A Washington, DC-based PR firm linked to the US government and Democratic Party, CLS Strategies, ran a fake news network on Facebook and Instagram, spreading propaganda for Bolivia’s coup regime and the right-wing opposition in Venezuela and Mexico.
by Ben Norton
Part 6 - CLS Strategies signs PR contract with Honduras’ coup regime
Ten years before the United States backed a right-wing military coup in Bolivia, Washington did the same in the Central American nation of Honduras.
On June 28, 2009, the Honduran military overthrew the country’s democratically elected left-leaning president, Manuel Zelaya, and physically removed him from the country.
Zelaya told The Grayzone in Honduras, in an interview on the 10th anniversary of the coup, that the US government had threatened him because of his close political and economic relations with socialist President Hugo Chávez in Venezuela.
In the wake of the putsch, the new unelected right-wing regime in Honduras searched for publicists in DC. It found a loyal ally in a firm called Chlopak, Leonard, Schechter and Associates, which would go on to rebrand as CLS Strategies in 2014.
In September 2009, Chlopak, Leonard, Schechter and Associates filed FARA paperwork acknowledging that it had signed a four-month contract for the Honduran coup regime, at the cost of $292,000, not including tens of thousands more in additional expenses.
At the time, the senior vice president of Chlopak, Leonard, Schechter and Associates was Juan Cortiñas Garcia, who would go on to represent the Bolivian coup regime a decade later.
Cortiñas said in his FARA registration that his job was to “provide public relations counsel and services to the government of Honduras in their efforts to communicate with policy markers or opinion leaders, their staff, the news media and other related third parties.”
In the years following the coup, Honduras became the murder capital of the planet, with some of the highest levels of inequality of any country.
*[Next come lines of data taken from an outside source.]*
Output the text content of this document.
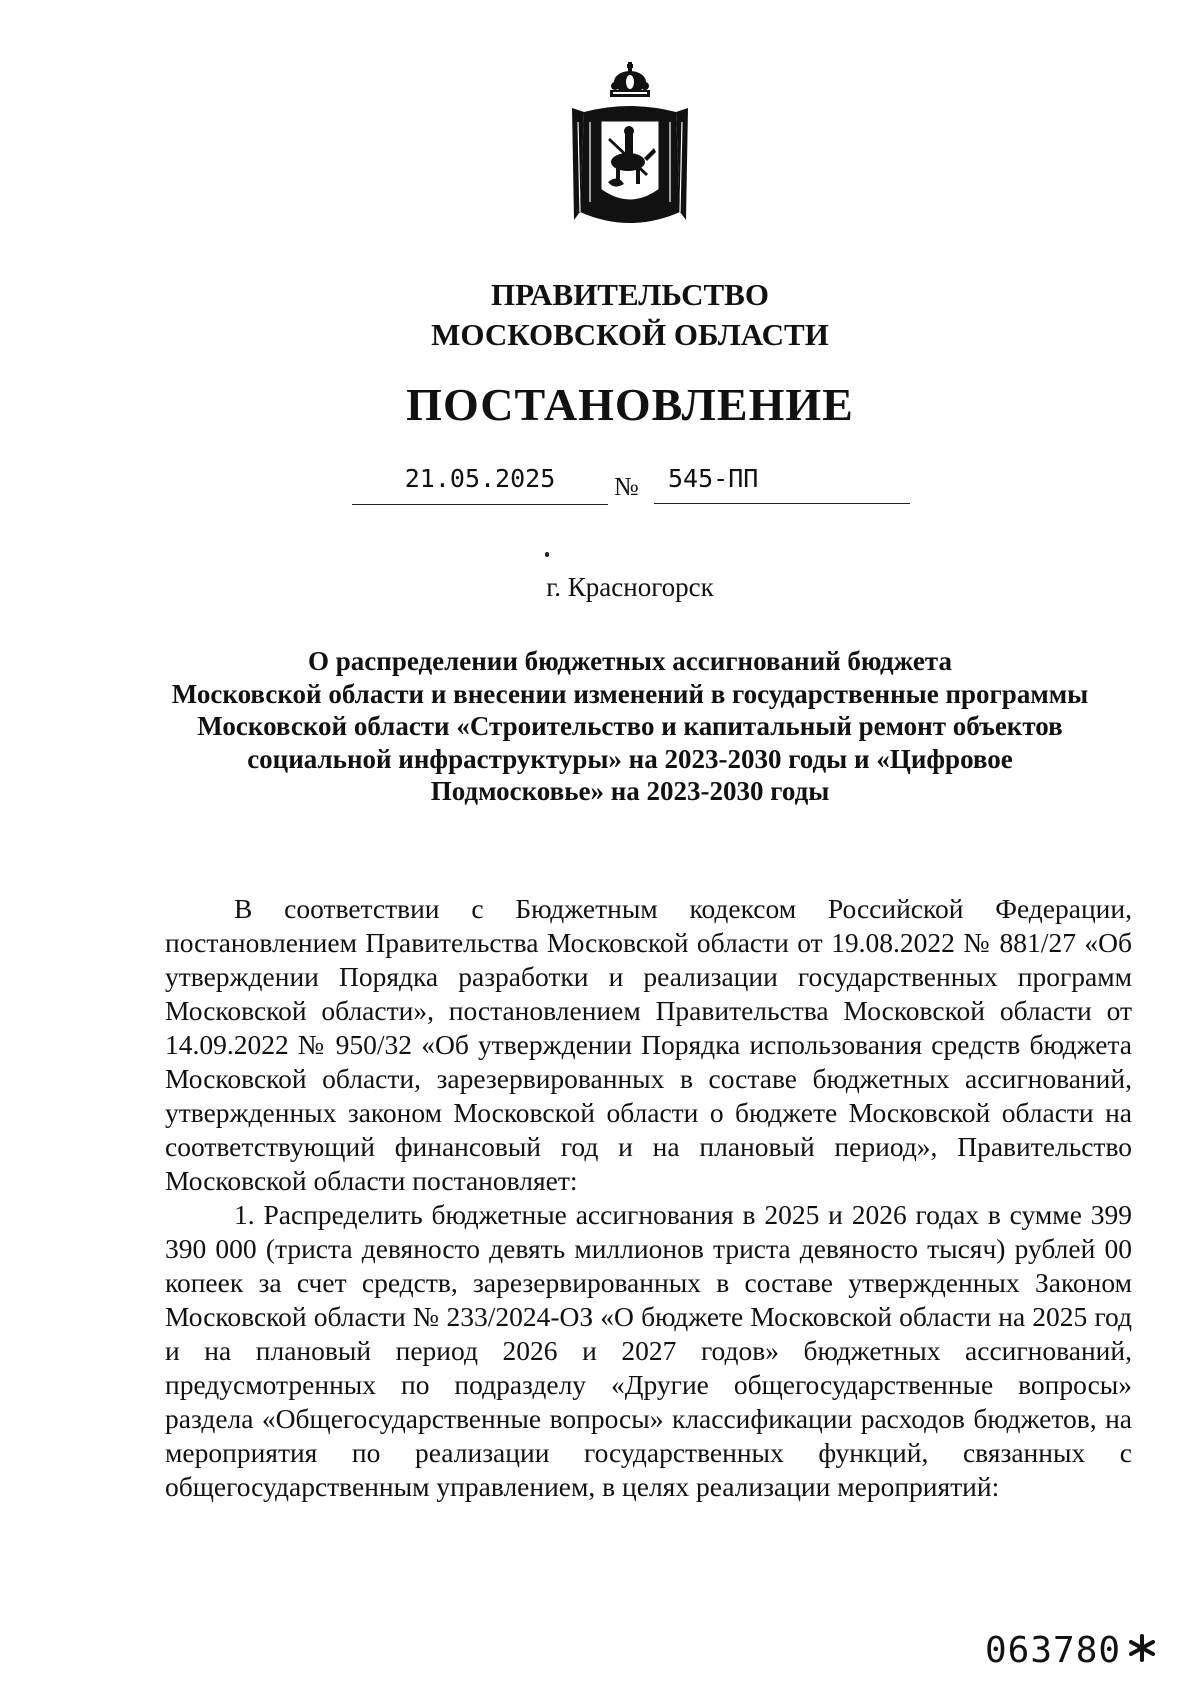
ПРАВИТЕЛЬСТВО
МОСКОВСКОЙ ОБЛАСТИ

ПОСТАНОВЛЕНИЕ

21.05.2025	№	545-ПП

г. Красногорск

О распределении бюджетных ассигнований бюджета
Московской области и внесении изменений в государственные программы
Московской области «Строительство и капитальный ремонт объектов
социальной инфраструктуры» на 2023-2030 годы и «Цифровое
Подмосковье» на 2023-2030 годы

В соответствии с Бюджетным кодексом Российской Федерации, постановлением Правительства Московской области от 19.08.2022 № 881/27 «Об утверждении Порядка разработки и реализации государственных программ Московской области», постановлением Правительства Московской области от 14.09.2022 № 950/32 «Об утверждении Порядка использования средств бюджета Московской области, зарезервированных в составе бюджетных ассигнований, утвержденных законом Московской области о бюджете Московской области на соответствующий финансовый год и на плановый период», Правительство Московской области постановляет:

1. Распределить бюджетные ассигнования в 2025 и 2026 годах в сумме 399 390 000 (триста девяносто девять миллионов триста девяносто тысяч) рублей 00 копеек за счет средств, зарезервированных в составе утвержденных Законом Московской области № 233/2024-ОЗ «О бюджете Московской области на 2025 год и на плановый период 2026 и 2027 годов» бюджетных ассигнований, предусмотренных по подразделу «Другие общегосударственные вопросы» раздела «Общегосударственные вопросы» классификации расходов бюджетов, на мероприятия по реализации государственных функций, связанных с общегосударственным управлением, в целях реализации мероприятий:

063780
The violence and widespread corruption fueled a massive refugee crisis on the southern US border.
The subsequent dictatorial leader of Honduras, Juan Orlando Hernández, or “JOH,” is intimately linked to the drug trade; his brother Tony Hernández was convicted of trafficking nearly 200,000 kilograms (440,000 pounds) of cocaine and machine guns.
A US district court even stated that infamous Mexican drug lord El Chapo Guzmán gave JOH a $1 million bribe to help him rig Honduras’ 2013 elections.